These parties are really the dreariest things. I can't help but think that as I let one of the house-elves take my coat and follow my parents into the large sitting room where an assortment of guests have already started mingling. So far, they all appear to be above forty.

Yeah. This is going to be a blast.

Of course, I cringe instantly at that thought, even if it was meant sarcastically. It reminds me too much of the announcement that is being made tonight – the decision that I have spent the past few weeks arguing furiously with my father over in an attempt to get him to change his mind. But Cygnus Black is a powerful man and he has a habit of getting what he wants. No matter what it costs anyone else.

Swallowing, I snatch up a glass of champagne from one of the trays that's being carried around. They're more for show than anything but I gulp the whole thing down quickly, needing something to calm down my nerves. I'm feeling incredibly jumpy – it's an odd emotion and one that doesn't sit well with me at all. I frown, leaving the empty glass on an end table and slipping away from my parents as they find their way to the side of the elder Black. I smirk, my lips twisting bitterly. It doesn't matter that Malfoy is also a powerful last name. My parents have always reminded me of the friend that always wants to be like their more popular friend, the friend that always makes sure to be at their side and lord the fact that they're friends with such a popular person over everyone else. The Blacks – especially Cygnus –are the popular person in this metaphor – only I'd substitute "powerful" for "popular" and it's no longer a metaphor but fact.
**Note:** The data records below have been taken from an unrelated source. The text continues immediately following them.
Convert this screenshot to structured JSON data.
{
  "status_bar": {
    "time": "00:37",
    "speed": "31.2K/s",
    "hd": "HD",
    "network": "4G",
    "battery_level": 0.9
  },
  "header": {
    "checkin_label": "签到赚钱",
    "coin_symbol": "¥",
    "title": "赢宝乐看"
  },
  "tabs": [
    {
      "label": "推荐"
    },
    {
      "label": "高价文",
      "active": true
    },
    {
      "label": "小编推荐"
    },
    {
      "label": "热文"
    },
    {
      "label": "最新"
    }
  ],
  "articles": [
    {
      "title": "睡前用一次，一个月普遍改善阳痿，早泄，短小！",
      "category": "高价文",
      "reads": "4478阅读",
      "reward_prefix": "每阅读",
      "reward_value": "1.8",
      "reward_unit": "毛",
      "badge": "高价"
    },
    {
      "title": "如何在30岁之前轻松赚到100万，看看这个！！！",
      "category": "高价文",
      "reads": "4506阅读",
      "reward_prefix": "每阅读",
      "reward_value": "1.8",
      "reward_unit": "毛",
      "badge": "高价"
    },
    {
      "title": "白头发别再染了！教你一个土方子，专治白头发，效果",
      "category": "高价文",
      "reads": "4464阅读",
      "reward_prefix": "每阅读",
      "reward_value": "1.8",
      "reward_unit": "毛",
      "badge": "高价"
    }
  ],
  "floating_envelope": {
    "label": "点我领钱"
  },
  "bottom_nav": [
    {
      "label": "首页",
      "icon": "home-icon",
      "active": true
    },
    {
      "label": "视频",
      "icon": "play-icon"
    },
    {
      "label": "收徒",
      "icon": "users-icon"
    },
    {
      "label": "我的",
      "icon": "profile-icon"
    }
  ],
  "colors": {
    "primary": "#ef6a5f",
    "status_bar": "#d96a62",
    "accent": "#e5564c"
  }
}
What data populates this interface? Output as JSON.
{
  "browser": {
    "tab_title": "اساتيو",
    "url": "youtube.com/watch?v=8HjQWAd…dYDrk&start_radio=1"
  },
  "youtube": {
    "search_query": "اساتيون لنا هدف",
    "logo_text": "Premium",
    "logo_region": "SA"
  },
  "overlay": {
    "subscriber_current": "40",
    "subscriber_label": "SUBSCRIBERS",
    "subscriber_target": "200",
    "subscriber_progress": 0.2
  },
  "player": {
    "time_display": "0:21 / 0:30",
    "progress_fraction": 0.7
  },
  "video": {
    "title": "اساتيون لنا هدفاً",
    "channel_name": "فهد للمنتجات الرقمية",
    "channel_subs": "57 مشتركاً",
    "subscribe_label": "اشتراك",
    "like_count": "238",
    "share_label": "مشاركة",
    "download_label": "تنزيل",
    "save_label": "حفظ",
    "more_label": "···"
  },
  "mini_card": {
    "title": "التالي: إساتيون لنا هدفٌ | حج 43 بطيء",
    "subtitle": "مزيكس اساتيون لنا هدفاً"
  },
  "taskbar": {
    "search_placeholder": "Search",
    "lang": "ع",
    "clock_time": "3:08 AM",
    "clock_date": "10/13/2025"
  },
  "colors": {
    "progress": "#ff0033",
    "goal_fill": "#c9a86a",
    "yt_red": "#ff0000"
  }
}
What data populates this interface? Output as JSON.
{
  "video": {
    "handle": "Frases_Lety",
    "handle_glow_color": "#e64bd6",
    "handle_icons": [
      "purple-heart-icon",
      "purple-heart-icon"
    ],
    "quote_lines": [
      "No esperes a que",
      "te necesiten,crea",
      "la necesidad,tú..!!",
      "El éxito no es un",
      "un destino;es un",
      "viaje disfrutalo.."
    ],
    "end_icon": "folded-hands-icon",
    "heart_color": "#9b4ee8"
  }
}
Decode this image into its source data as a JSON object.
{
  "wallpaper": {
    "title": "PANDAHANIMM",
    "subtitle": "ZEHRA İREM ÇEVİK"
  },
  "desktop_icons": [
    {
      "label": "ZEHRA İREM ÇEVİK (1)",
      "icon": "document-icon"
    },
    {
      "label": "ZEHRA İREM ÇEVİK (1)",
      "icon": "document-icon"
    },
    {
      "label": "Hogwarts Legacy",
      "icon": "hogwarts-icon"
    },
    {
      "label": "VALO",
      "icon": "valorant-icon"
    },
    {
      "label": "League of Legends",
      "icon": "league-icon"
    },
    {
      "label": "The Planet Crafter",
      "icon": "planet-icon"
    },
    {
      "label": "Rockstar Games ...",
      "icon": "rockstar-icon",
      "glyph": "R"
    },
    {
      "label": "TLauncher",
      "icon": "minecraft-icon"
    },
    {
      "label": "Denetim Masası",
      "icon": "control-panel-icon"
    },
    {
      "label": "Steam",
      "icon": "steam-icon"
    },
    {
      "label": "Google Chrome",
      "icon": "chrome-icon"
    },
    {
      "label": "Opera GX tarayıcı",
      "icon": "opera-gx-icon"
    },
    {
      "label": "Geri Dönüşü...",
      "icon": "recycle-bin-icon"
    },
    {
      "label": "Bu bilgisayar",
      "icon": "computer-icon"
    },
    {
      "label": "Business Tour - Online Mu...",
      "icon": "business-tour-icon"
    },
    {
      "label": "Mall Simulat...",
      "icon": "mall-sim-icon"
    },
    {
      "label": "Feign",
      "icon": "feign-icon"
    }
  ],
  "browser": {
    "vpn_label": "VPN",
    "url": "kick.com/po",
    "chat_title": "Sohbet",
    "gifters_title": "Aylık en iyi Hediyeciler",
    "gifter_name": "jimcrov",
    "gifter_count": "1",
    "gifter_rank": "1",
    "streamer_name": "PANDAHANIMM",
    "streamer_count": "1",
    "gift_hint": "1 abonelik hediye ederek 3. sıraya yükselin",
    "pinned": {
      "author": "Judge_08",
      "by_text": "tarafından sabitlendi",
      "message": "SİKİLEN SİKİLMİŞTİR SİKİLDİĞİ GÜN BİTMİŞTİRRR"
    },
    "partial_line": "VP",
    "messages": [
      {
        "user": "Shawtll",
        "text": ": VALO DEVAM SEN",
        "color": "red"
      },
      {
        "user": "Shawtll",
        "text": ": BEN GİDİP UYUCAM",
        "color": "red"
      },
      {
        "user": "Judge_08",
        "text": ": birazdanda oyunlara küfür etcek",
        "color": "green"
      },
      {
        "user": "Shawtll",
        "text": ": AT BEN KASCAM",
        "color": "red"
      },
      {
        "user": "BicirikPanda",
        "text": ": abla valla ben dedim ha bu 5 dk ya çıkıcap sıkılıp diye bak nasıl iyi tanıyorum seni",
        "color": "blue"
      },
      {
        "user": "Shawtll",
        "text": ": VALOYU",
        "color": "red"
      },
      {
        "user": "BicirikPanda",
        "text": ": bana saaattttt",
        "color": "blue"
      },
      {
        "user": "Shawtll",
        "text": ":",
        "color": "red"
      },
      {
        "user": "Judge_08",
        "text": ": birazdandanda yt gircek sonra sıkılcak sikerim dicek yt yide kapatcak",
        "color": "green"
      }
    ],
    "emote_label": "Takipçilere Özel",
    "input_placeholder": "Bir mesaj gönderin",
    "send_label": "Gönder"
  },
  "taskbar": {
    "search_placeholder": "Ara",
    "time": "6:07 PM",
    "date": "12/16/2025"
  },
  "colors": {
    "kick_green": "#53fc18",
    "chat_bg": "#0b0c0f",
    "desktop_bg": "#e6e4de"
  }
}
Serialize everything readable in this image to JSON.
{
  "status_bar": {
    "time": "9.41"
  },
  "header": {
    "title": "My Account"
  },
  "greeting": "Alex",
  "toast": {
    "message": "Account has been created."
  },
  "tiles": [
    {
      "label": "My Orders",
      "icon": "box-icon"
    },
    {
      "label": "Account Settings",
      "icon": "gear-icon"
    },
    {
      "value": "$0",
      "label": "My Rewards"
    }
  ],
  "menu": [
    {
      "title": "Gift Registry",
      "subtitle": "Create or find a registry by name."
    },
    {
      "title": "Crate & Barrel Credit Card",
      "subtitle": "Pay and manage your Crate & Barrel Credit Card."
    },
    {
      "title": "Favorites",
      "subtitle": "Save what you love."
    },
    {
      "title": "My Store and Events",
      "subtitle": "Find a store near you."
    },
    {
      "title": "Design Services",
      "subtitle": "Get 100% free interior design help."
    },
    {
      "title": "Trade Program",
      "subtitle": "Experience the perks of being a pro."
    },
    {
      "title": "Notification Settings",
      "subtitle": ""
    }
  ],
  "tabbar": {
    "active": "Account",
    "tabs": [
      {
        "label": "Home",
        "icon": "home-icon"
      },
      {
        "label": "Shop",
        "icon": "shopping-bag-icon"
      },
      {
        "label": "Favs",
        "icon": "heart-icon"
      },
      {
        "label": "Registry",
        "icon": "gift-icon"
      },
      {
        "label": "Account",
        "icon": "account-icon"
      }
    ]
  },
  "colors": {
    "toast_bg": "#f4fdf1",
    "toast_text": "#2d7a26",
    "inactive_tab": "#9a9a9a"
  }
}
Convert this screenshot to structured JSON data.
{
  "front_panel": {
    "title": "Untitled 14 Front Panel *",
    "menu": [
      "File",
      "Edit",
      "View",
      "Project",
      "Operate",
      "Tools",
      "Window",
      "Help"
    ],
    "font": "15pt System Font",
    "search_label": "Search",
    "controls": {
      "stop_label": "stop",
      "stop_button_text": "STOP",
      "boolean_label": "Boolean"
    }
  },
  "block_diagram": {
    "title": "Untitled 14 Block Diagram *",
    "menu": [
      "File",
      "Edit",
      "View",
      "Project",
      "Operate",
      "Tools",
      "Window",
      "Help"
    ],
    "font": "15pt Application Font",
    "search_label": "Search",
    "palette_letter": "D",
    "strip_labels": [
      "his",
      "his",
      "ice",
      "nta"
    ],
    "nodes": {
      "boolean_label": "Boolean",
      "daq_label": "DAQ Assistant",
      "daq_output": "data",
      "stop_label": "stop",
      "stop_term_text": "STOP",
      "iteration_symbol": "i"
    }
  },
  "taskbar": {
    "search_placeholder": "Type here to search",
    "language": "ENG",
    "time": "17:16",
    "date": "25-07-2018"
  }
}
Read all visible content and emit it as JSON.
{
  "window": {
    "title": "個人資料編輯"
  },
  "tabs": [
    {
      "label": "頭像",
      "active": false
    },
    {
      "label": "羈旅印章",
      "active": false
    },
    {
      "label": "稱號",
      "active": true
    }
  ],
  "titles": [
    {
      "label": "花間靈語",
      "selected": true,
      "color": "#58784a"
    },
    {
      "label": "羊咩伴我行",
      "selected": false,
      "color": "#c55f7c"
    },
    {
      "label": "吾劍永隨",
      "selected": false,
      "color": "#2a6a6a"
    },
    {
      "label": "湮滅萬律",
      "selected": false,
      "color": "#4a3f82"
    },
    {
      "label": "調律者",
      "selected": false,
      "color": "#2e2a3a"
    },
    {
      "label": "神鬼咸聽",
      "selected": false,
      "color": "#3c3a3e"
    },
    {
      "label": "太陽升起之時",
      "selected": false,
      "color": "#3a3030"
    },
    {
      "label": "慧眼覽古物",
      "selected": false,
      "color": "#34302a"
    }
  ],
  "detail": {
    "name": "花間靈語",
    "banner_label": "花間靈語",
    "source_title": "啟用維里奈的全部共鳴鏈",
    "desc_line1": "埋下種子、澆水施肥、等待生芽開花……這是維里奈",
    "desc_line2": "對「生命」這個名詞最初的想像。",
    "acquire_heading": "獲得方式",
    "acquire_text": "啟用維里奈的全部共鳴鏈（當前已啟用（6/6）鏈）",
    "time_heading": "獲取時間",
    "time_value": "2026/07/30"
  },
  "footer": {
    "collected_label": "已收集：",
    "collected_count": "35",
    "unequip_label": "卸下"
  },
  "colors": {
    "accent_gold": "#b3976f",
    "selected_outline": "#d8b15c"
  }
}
My eyes drift over the staircase unwillingly but I force myself to turn away, leaning up against the wall in the corridor, a little out of everyone's way. I still hear them laughing and chattering incessantly and I don't think I've ever found it more annoying. No, definitely not. I've certainly never had the urge to punch my hand through the wall because of them before but that's something that I'm seriously contemplating right now.

I can't wait to see her.

I groan instinctively, knowing that that's the one thought I desperately should _not_ be having. But now that I've had it, I can't help but picture her. Her soft, cascading hair – the palest shade of blond I've ever seen; her full lips and the way she presses them against mine, always having to rise on her tip-toes; the slender curve of her shoulders; the proud way she juts out her chin… My fingers curl automatically into a fist and I wonder if anyone, in their blissful state in the room on the other side of this wall, would even notice if I really did punch the wall. If anyone else even notices _me._

_She_ always notices me.

But no. I have to stop thinking of her. It's too painful… And too irresistible at the same time. I want her so badly, even though I can't. I wonder if she knows yet. If she knows why I can't love her. Why she can't love me. Does her sister know? I'd assume that much, at least. My lips have already twisted bitterly again and I stroll back into the main room, snatching another glass of champagne and finishing it off in no time.

So tonight's going to be one of _those_ nights then, I think as I narrow my eyes. Drinking enough champagne until the party actually seems exciting, until my parents don't seem so horrible… Until I can fool myself into not loving Narcissa Black. I'm hunched over now, by the same end table where I left my first glass of champagne – although I notice that the house elves have already dealt with that.

I close my eyes for a second, trying to just forget about everything instead. How I wish that I could just go back in time to before my father made that fatal announcement – before everything was crushed.

And, as if on cue almost, I hear a small cough from behind me. Automatically, despite the pain that I know seeing her will cause, I turn around, eyes opening to take her in.

"You look gorgeous," I breathe instinctively, and then regret it. No. I have to stop. I have to find someone else to talk to, anyone but her. I can't string her on. Anyone else, maybe. Not her.

Cissa has one hand on her hip an eyebrow raised. She really does look gorgeous, with her pale curls pinned up and in a beautiful gown of green – Slytherin colors, I note with the strangest sense of pride. I shouldn't feel proud. Not of her. Not anymore.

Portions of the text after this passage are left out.